Pourquoi ce désir du passage à l’écran ?

PR L’envie de faire du cinéma n’est pas récente, j’y avais déjà touché aux Beaux Arts. Depuis une quinzaine d’années, selon les fonds dont je dispose, j’autofinance mes films. Avec Angelo Zamparutti[1] on a fait avec un premier court en 95, un deuxième en 98 ou 2000, on s’est aussi essayé au reportage. En 2006, au moment où je dessinais Les Petits Ruisseaux — vision un peu solaire de la campagne angevine –, j’ai parallèlement réalisé un moyen métrage intitulé Cavaliers faciles, une version plus sombre de l’histoire. «Ils rêvent de traverser les Etats Unis d’Est en Ouest sur une Harley Davidson, mais chômeurs et alcooliques, ils devront se contenter de traverser le Maine et Loire en mobylette et voiture sans permis». Un faux remake d’Easy rider. Ils vont de camping en camping, de fête du boudin en foire à la brouette, une fiction ancrée dans des événements réels. Ce film a circulé un peu… Il a surtout circulé dans le festival de Groland. Tout ça pour dire que trois semaines après la sortie des Petits Ruisseaux en librairie, Gallimard m’appelle parce qu’un réalisateur souhaite l’adapter au cinéma, Bernard Rapp, mais il meurt dans l’été. En septembre, je rencontre deux producteurs qui ont eux aussi manifesté leur intérêt, et je donne mon aval pour l’adaptation à condition d’être à l’écriture. Au final, après avoir vu le DVD de Cavaliers faciles que je lui ai glissé et bien qu’il le trouve «un peu grunge», un des deux producteurs me propose la réalisation. Je lui dis : «ben écoute faut que je réfléchisse — oui».

Et les acteurs ?

PR L’avantage avec ce genre de sujets, c’est qu’il n’y en a pas tant que ça (rires). Le bouquin a énormément débroussaillé, c’est une chance. Les actrices que j’ai rencontrées se sont vite rendues compte de l’enjeu, davantage que les acteurs. Quand j’ai envoyé le scénario à Hélène Vincent, elle m’a appelé très vite en me disant : «j’adore ton scénario, j’ai beaucoup aimé la bande dessinée, je suis contente de l’avoir lue parce que je sais comment tu vas traiter le sujet, mais ça va être très dur pour moi de poser nue parce que je n’assume pas forcément toutes mes rides. Mais si je ne suis pas prête à me dénuder un minimum, ce n’est pas la peine de tourner ton machin». Les actrices étaient conscientes qu’il n’était pas seulement question de ce type et de son histoire d’amour, mais aussi du fait que le corps peut être beau à soixante-dix ans, comme à cinquante ou vingt ans. Et ce n’est pas parce qu’on ne le montre pas habituellement qu’on doit ignorer ce corps. Je ne voulais pas montrer la scène d’amour entre Léna et le vieux parce que cette image fait partie du fantasme commun, il y a un aspect libidineux que je n’assume pas. J’ai préféré tourner la scène au moment où Émile rencontre la personne avec qui il souhaite continuer sa vie. Hélène Vincent m’a dit que si elle acceptait le rôle, c’était aussi pour dire qu’à 70 ans elle avait encore des envies, qu’elle n’était pas qu’une mamie à confitures.
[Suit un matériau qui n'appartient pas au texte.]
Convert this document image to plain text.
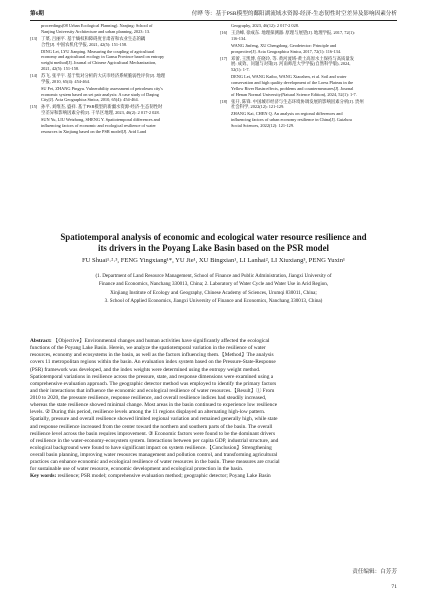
第6期	付晔 等：基于PSR模型的鄱阳湖流域水资源-经济-生态韧性时空差异及影响因素分析
proceedings(08 Urban Ecological Planning). Nanjing: School of
Nanjing University Architecture and urban planning, 2023: 13.
[13] 丁菜, 吕丽平. 基于熵权和障碍度甘肃省和农业生态的耦
合性[J]. 中国农机化学报, 2021, 42(5): 151-158.
DING Lei, LYU Jianping. Measuring the coupling of agricultural
economy and agricultural ecology in Gansu Province based on entropy
weight method[J]. Journal of Chinese Agricultural Mechanization,
2021, 42(5): 151-158.
[14] 苏飞, 张平宇. 基于集对分析的大庆市经济系统脆弱性评价[J]. 地理
学报, 2010, 65(4): 454-464.
SU Fei, ZHANG Pingyu. Vulnerability assessment of petroleum city's
economic system based on set pair analysis: A case study of Daqing
City[J]. Acta Geographica Sinica, 2010, 65(4): 454-464.
[15] 孙平, 刘维杰, 盛祥. 基于PSR模型的新疆水资源-经济-生态韧性时
空差异和影响因素分析[J]. 干旱区地理, 2023, 46(2): 2 017-2 028.
SUN Yu, LIU Weizhong, SHENG Y. Spatiotemporal differences and
influencing factors of economic and ecological resilience of water
resources in Xinjiang based on the PSR model[J]. Arid Land
Geography, 2023, 46(12): 2 017-2 028.
[16] 王劲峰, 徐成东. 地理探测器: 原理与展望[J]. 地理学报, 2017, 72(1):
116-134.
WANG Jinfeng, XU Chengdong. Geodetector: Principle and
prospective[J]. Acta Geographica Sinica, 2017, 72(1): 116-134.
[17] 邓蕾, 王凯博, 任晓玲, 等. 黄河流域-黄土高原水土保持与高质量发
展: 成效、问题与对策[J]. 河南师范大学学报(自然科学版), 2024,
52(1): 1-7.
DENG Lei, WANG Kaibo, WANG Xiaozhen, et al. Soil and water
conservation and high quality development of the Loess Plateau in the
Yellow River Basin:effects, problems and countermeasures[J]. Journal
of Henan Normal University(Natural Science Edition), 2024, 52(1): 1-7.
[18] 张开, 陈锋. 中国城市经济与生态环境协调发展的影响因素分析[J]. 贵州
社会科学, 2022(12): 121-129.
ZHANG Kai, CHEN Q. An analysis on regional differences and
influencing factors of urban economy resilience in China[J]. Guizhou
Social Sciences, 2022(12): 121-129.
Spatiotemporal analysis of economic and ecological water resource resilience and
its drivers in the Poyang Lake Basin based on the PSR model
FU Shuai¹˒²˒³, FENG Yingxiang¹*, YU Jie¹, XU Bingxian¹, LI Lanhai², LI Xiuxiang³, PENG Yuxin¹
(1. Department of Land Resource Management, School of Finance and Public Administration, Jiangxi University of
Finance and Economics, Nanchang 330013, China; 2. Laboratory of Water Cycle and Water Use in Arid Region,
Xinjiang Institute of Ecology and Geography, Chinese Academy of Sciences, Urumqi 830011, China;
3. School of Applied Economics, Jiangxi University of Finance and Economics, Nanchang 330013, China)
Abstract: 【Objective】Environmental changes and human activities have significantly affected the ecological
functions of the Poyang Lake Basin. Herein, we analyze the spatiotemporal variation in the resilience of water
resources, economy and ecosystems in the basin, as well as the factors influencing them.【Method】The analysis
covers 11 metropolitan regions within the basin. An evaluation index system based on the Pressure-State-Response
(PSR) framework was developed, and the index weights were determined using the entropy weight method.
Spatiotemporal variations in resilience across the pressure, state, and response dimensions were examined using a
comprehensive evaluation approach. The geographic detector method was employed to identify the primary factors
and their interactions that influence the economic and ecological resilience of water resources.【Result】① From
2010 to 2020, the pressure resilience, response resilience, and overall resilience indices had steadily increased,
whereas the state resilience showed minimal change. Most areas in the basin continued to experience low resilience
levels. ② During this period, resilience levels among the 11 regions displayed an alternating high-low pattern.
Spatially, pressure and overall resilience showed limited regional variation and remained generally high, while state
and response resilience increased from the center toward the northern and southern parts of the basin. The overall
resilience level across the basin requires improvement. ③ Economic factors were found to be the dominant drivers
of resilience in the water-economy-ecosystem system. Interactions between per capita GDP, industrial structure, and
ecological background were found to have significant impact on system resilience.【Conclusion】Strengthening
overall basin planning, improving water resources management and pollution control, and transforming agricultural
practices can enhance economic and ecological resilience of water resources in the basin. These measures are crucial
for sustainable use of water resource, economic development and ecological protection in the basin.
Key words: resilience; PSR model; comprehensive evaluation method; geographic detector; Poyang Lake Basin
责任编辑：白芳芳
71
Qu’éprouve l’auteur à l’incarnation de ses personnages ? Dans le livre, les gestes et propos suivent docilement la plume du dessinateur. Mais comment vit-on le fait que des acteurs s’emparent de figures figées pour les interpréter ?

PR Quand je dessine, je cherche toujours l’accident. C’est ce qui m’intéresse : faire entrer le hasard. Le récit des Petits Ruisseaux a largement été improvisé, je ne l’avais pas prédécoupé à l’avance. Jusqu’à une certaine partie de l’album, j’envisageais qu’Émile retourne à Angers pour sortir avec Lucie. Et puis après le passage de la communauté je me suis dit non, elle est chiante avec ses patins (rires), et puis ce n’est pas comme ça que se passe dans la vie ; on drague une fille mais on finit par sortir avec la voisine. Émile redécouvre l’instant et les hasards de la vie. Moi je suis terrorisé par les habitudes, les rituels ; je me refuse à me projeter dans l’avenir à plus de deux trois mois. Pour l’adaptation, par contre, le scénario était méchamment dans les clous, mais j’ai rajouté des scènes musicales et de danse qui ne se prêtaient pas à la bande dessinée. J’angoissais mais j’étais excité à l’idée que le bébé m’échappe. Je ne savais pas à quoi m’attendre avant le film et les choses se sont déroulées autrement…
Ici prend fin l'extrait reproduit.